当時は一生懸命頑張っているつもりだったけど、社会にでてみたら、『ほんのお手伝い』程度のことしかしてなかったんだなぁ。
さてと、今日のミンチ女の記録もアップしたし、酒でも飲もう……。
買ってきた焼酎をロックで頂く。
明日は、休み。ゆっくり飲むとしますか。
次の日の朝。
俺は、またもや早起きしてしまった。
顔を洗って、歯を磨いていると、ボサボサの髪の自分が鏡に写っている。
……散髪でも行こうかな。
駅前にスーパー銭湯がある。
いつもそこで散髪して、ついでに風呂に入って帰る。
毎日アパートのシャワーだと、時々ゆっくり湯に浸かりたくなる。
中の散髪屋は、頭を洗わない分、値段も安い。
俺にとっちゃ一石二鳥というわけだ。
早速風呂の支度をして、家を出た。
銭湯までは一〇分かからない。
……久しぶりだな。
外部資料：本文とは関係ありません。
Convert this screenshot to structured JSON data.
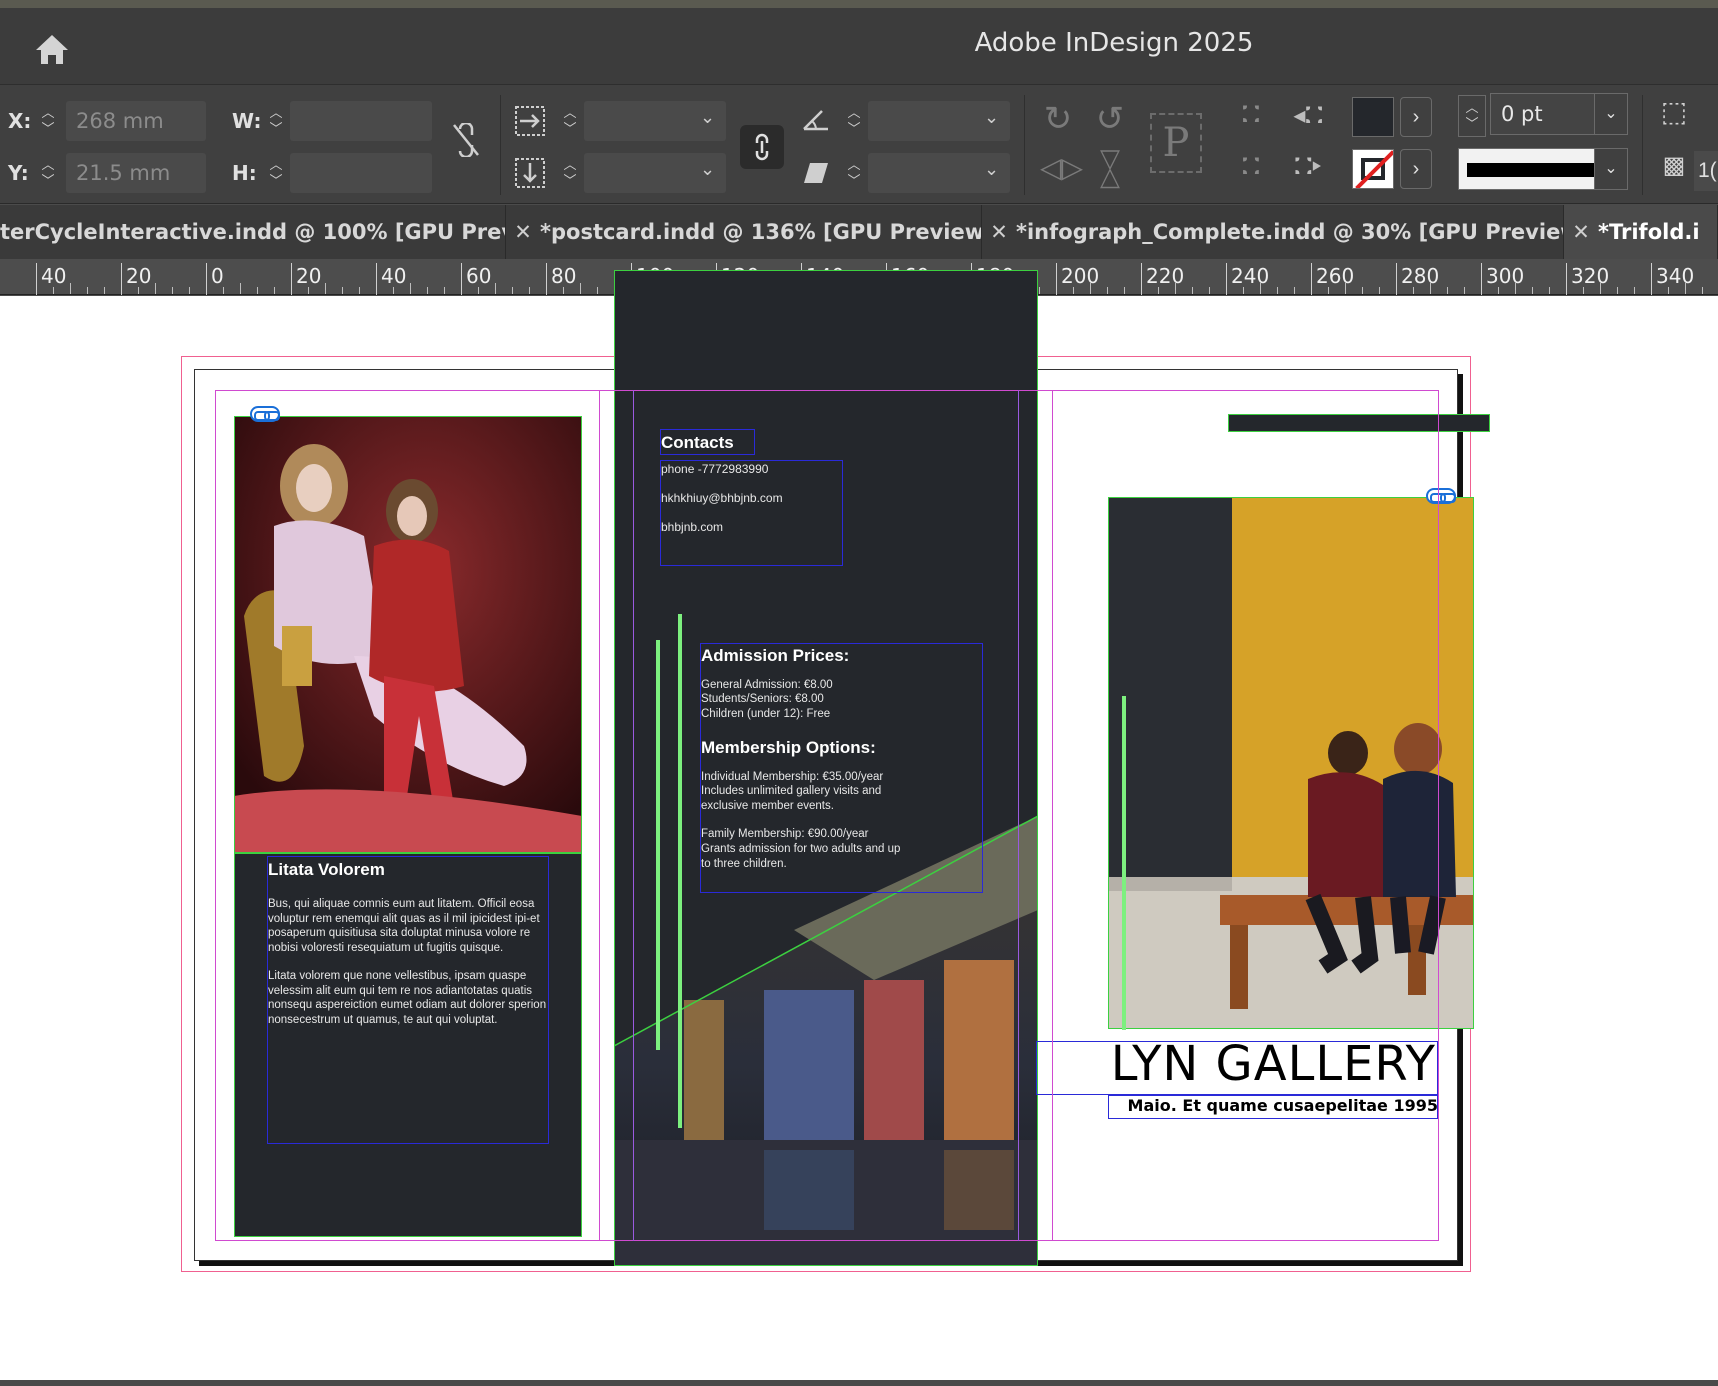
{
  "app": {
    "title": "Adobe InDesign 2025"
  },
  "control_panel": {
    "x_label": "X:",
    "x_value": "268 mm",
    "y_label": "Y:",
    "y_value": "21.5 mm",
    "w_label": "W:",
    "w_value": "",
    "h_label": "H:",
    "h_value": "",
    "stroke_weight": "0 pt",
    "opacity_partial": "1("
  },
  "tabs": [
    {
      "label": "terCycleInteractive.indd @ 100% [GPU Preview]",
      "active": false
    },
    {
      "label": "*postcard.indd @ 136% [GPU Preview]",
      "active": false
    },
    {
      "label": "*infograph_Complete.indd @ 30% [GPU Preview]",
      "active": false
    },
    {
      "label": "*Trifold.i",
      "active": true
    }
  ],
  "ruler": {
    "labels": [
      "40",
      "20",
      "0",
      "20",
      "40",
      "60",
      "80",
      "100",
      "120",
      "140",
      "160",
      "180",
      "200",
      "220",
      "240",
      "260",
      "280",
      "300",
      "320",
      "340"
    ]
  },
  "document": {
    "left_panel": {
      "heading": "Litata Volorem",
      "paragraph1": "Bus, qui aliquae comnis eum aut litatem. Officil eosa voluptur rem enemqui alit quas as il mil ipicidest ipi-et posaperum quisitiusa sita doluptat minusa volore re nobisi voloresti resequiatum ut fugitis quisque.",
      "paragraph2": "Litata volorem que none vellestibus, ipsam quaspe velessim alit eum qui tem re nos adiantotatas quatis nonsequ aspereiction eumet odiam aut dolorer sperion nonsecestrum ut quamus, te aut qui voluptat."
    },
    "contacts": {
      "heading": "Contacts",
      "phone": "phone -7772983990",
      "email": "hkhkhiuy@bhbjnb.com",
      "web": "bhbjnb.com"
    },
    "prices": {
      "heading": "Admission Prices:",
      "general": "General Admission: €8.00",
      "students": "Students/Seniors: €8.00",
      "children": "Children (under 12): Free",
      "membership_heading": "Membership Options:",
      "individual": "Individual Membership: €35.00/year",
      "individual_desc": "Includes unlimited gallery visits and exclusive member events.",
      "family": "Family Membership: €90.00/year",
      "family_desc": "Grants admission for two adults and up to three children."
    },
    "cover": {
      "title": "LYN GALLERY",
      "subtitle": "Maio. Et quame cusaepelitae 1995"
    }
  },
  "colors": {
    "dark_panel": "#24272c",
    "frame_green": "#3cd040",
    "guide_magenta": "#d04ad0",
    "frame_blue": "#2a2ad8",
    "accent_bar": "#7df07f"
  }
}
のんびり過ごすことにしよう。
朝一番ということで、空いている。
散髪も一番のりだったようで、あっという間に完了。
順番待ちの漫画雑誌読むのをちょっと楽しみにしていたので、ちょっと残念。
日頃、漫画雑誌を購入することは無いが、こういうところで読む漫画雑誌は何故か面白い。
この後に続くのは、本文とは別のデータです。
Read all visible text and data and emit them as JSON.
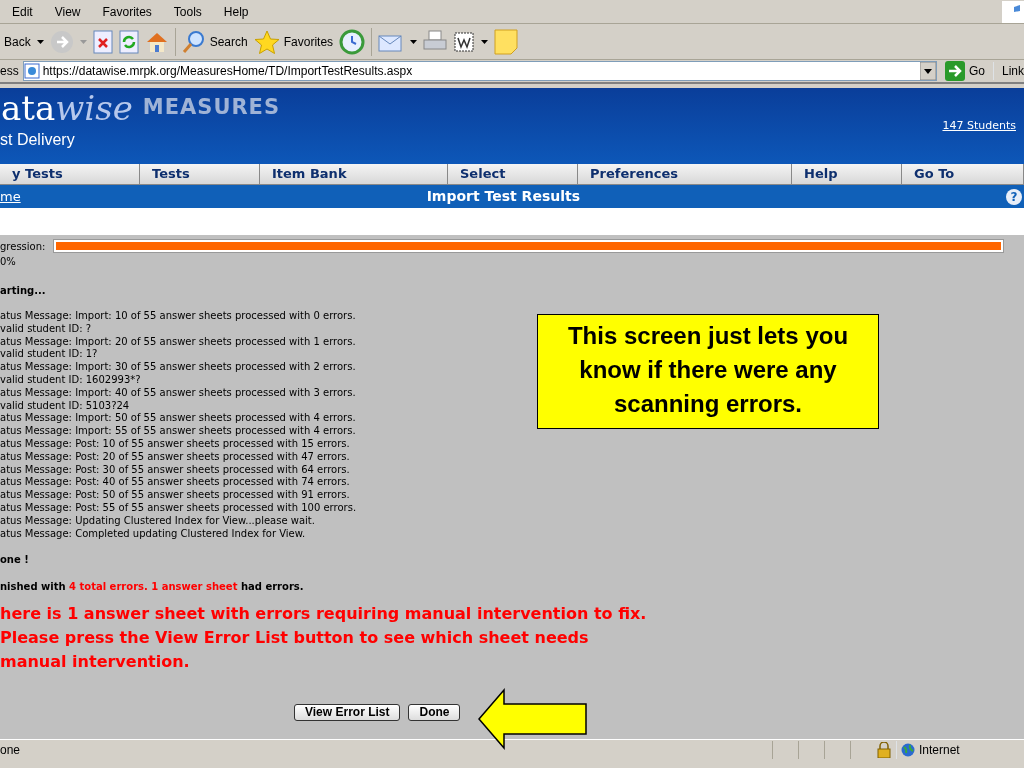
{
  "menu": [
    "Edit",
    "View",
    "Favorites",
    "Tools",
    "Help"
  ],
  "toolbar": {
    "back": "Back",
    "search": "Search",
    "favorites": "Favorites"
  },
  "address": {
    "label": "ess",
    "url": "https://datawise.mrpk.org/MeasuresHome/TD/ImportTestResults.aspx",
    "go": "Go",
    "links": "Link"
  },
  "banner": {
    "logo_a": "ata",
    "logo_b": "wise",
    "product": "MEASURES",
    "subtitle": "st Delivery",
    "students": "147 Students"
  },
  "nav": [
    {
      "label": "y Tests"
    },
    {
      "label": "Tests"
    },
    {
      "label": "Item Bank"
    },
    {
      "label": "Select"
    },
    {
      "label": "Preferences"
    },
    {
      "label": "Help"
    },
    {
      "label": "Go To"
    }
  ],
  "subbar": {
    "link": "me",
    "title": "Import Test Results",
    "help": "?"
  },
  "progress": {
    "label_1": "gression:",
    "label_2": "0%",
    "level": 1
  },
  "starting": "arting...",
  "log": [
    "atus Message: Import: 10 of 55 answer sheets processed with 0 errors.",
    "valid student ID: ?",
    "atus Message: Import: 20 of 55 answer sheets processed with 1 errors.",
    "valid student ID: 1?",
    "atus Message: Import: 30 of 55 answer sheets processed with 2 errors.",
    "valid student ID: 1602993*?",
    "atus Message: Import: 40 of 55 answer sheets processed with 3 errors.",
    "valid student ID: 5103?24",
    "atus Message: Import: 50 of 55 answer sheets processed with 4 errors.",
    "atus Message: Import: 55 of 55 answer sheets processed with 4 errors.",
    "atus Message: Post: 10 of 55 answer sheets processed with 15 errors.",
    "atus Message: Post: 20 of 55 answer sheets processed with 47 errors.",
    "atus Message: Post: 30 of 55 answer sheets processed with 64 errors.",
    "atus Message: Post: 40 of 55 answer sheets processed with 74 errors.",
    "atus Message: Post: 50 of 55 answer sheets processed with 91 errors.",
    "atus Message: Post: 55 of 55 answer sheets processed with 100 errors.",
    "atus Message: Updating Clustered Index for View...please wait.",
    "atus Message: Completed updating Clustered Index for View."
  ],
  "done": "one !",
  "summary": [
    {
      "kind": "normal",
      "text": "nished with "
    },
    {
      "kind": "error",
      "text": "4 total errors. 1 answer sheet"
    },
    {
      "kind": "normal",
      "text": " had errors."
    }
  ],
  "warning": [
    "here is 1 answer sheet with errors requiring manual intervention to fix.",
    "Please press the View Error List button to see which sheet needs",
    "manual intervention."
  ],
  "buttons": [
    "View Error List",
    "Done"
  ],
  "callout": "This screen just lets you know if there were any scanning errors.",
  "status_bar": {
    "text": "one",
    "zone": "Internet"
  }
}
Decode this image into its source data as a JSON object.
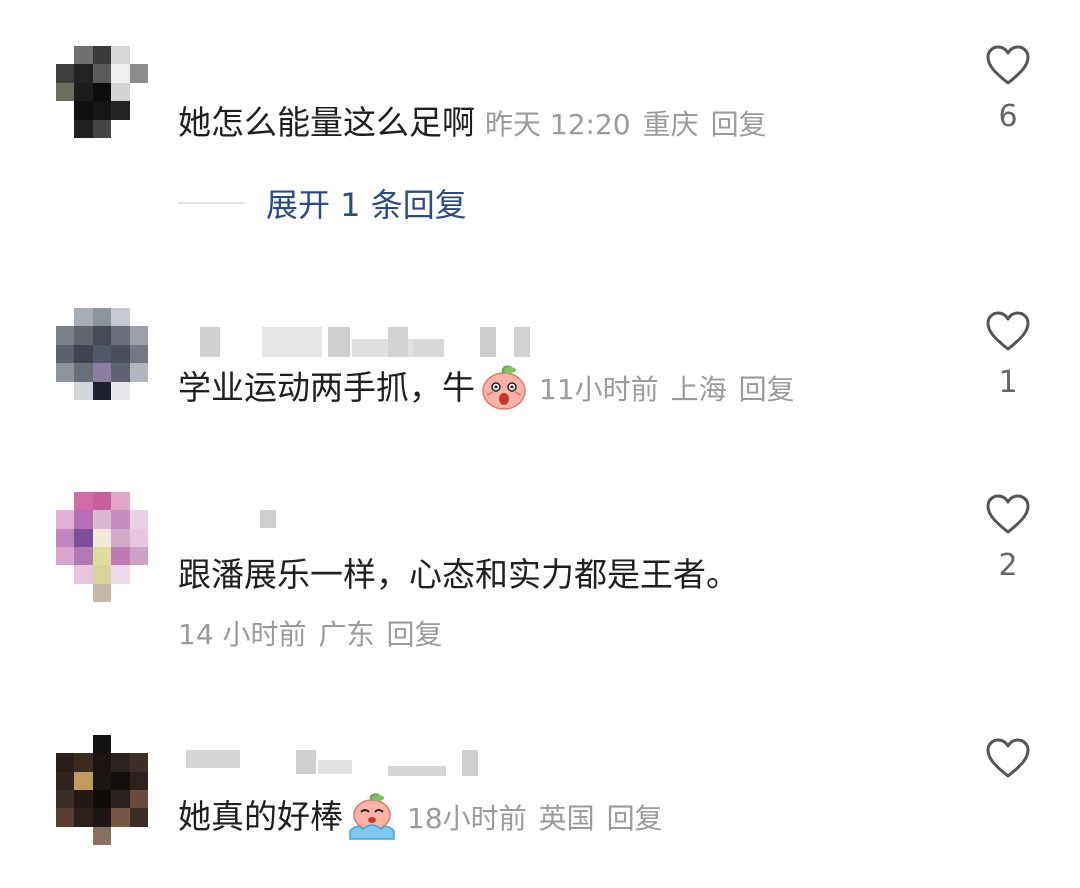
{
  "comments": [
    {
      "text": "她怎么能量这么足啊",
      "time": "昨天 12:20",
      "location": "重庆",
      "reply_label": "回复",
      "likes": "6",
      "expand_label": "展开 1 条回复"
    },
    {
      "text": "学业运动两手抓，牛",
      "time": "11小时前",
      "location": "上海",
      "reply_label": "回复",
      "likes": "1",
      "emoji": "shocked-peach-emoji"
    },
    {
      "text": "跟潘展乐一样，心态和实力都是王者。",
      "time": "14 小时前",
      "location": "广东",
      "reply_label": "回复",
      "likes": "2"
    },
    {
      "text": "她真的好棒",
      "time": "18小时前",
      "location": "英国",
      "reply_label": "回复",
      "emoji": "crying-peach-emoji"
    }
  ],
  "colors": {
    "text": "#1f1f1f",
    "meta": "#9b9b9b",
    "link": "#2b4b82",
    "icon": "#555555"
  },
  "icons": {
    "like": "heart-outline-icon"
  }
}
週刊誌なんかは、前後を全く知らないのでよくわからないが、わからないなりに読むのが面白い。共感を得ることが出来るかどうかは微妙だけど。
いい加減なゴシップばっかりの週刊誌も結構面白い。
ブログを書く立場から言わせると、新聞とかより文章力のある人が多いような気がする。
髪がすっきりしたところで、風呂へ。
中には常連の爺ちゃん数名と、これまた常連の外国人が。
言葉は交わしたことがないが、来る度に見つけるから、覚えてしまった。
しかし、この外国人、本当に風呂好きだなぁ。
昼過ぎに来ても見かけるけど。
朝からずっと入っているのかな。
露天風呂のある外の中庭みたいなところでは、植え込みの石を利用して、爺ちゃんが踏み台昇降している。
俺は、露天風呂に浸かった。
ちょっとぬるめなのが心地いい。
その内踏み台昇降していた爺ちゃんがラジオ体操を始めた。
こらこら、俺に背を向けて前屈をするんじゃないよ!
見苦しいだろ!
申し分け程度にタオルを巻いて入るが、後ろからは丸見え。
なんとか視線を外してやり過ごす。
爺ちゃんのラジオ体操も佳境に入り、今度はこっちを向いてジャンプ! ジャンプ!
見苦しすぎる! もはや、タオルは何の役にも立っていない。何で露天風呂に浸かりながら、爺ちゃんの暴れまわっているナニを見なきゃいかんのだ!
しかも、露天風呂に浸かっている関係上、水平な高さで暴れまわっているので、嫌でも目に入る。
耐え切れず、俺は露天風呂を後にした。
次にサウナでしっかり汗を流し、ジェットバスでがっつりほぐし……、もう一度外に出て、畳敷きのごろ寝スペースで、ぐっすり寝てしまった。
目が覚めたのは三〇分後。
外が暑かったせいで、体中汗まみれ。
また、サウナ入って、ジェットバス入って……。
がっつり三時間近く入ってしまった。
外国人のこと笑える立場じゃなくなった。
スーパー銭湯を出たのは昼前。
どこかで昼飯でも食べようか……。
濃厚麺道は昨日いったばかりだし。
どうしようかな……。
結局家に戻ってサンカバ定食(秋刀魚の蒲焼の缶詰+レンジごはん+徳用インスタント味噌汁+漬物)を食するいつものパターン。
その後、うっかり動画サイトでなつかしいアニメを見つけてしまって、全十二話をコンプリートしてお休みは終わってしまった。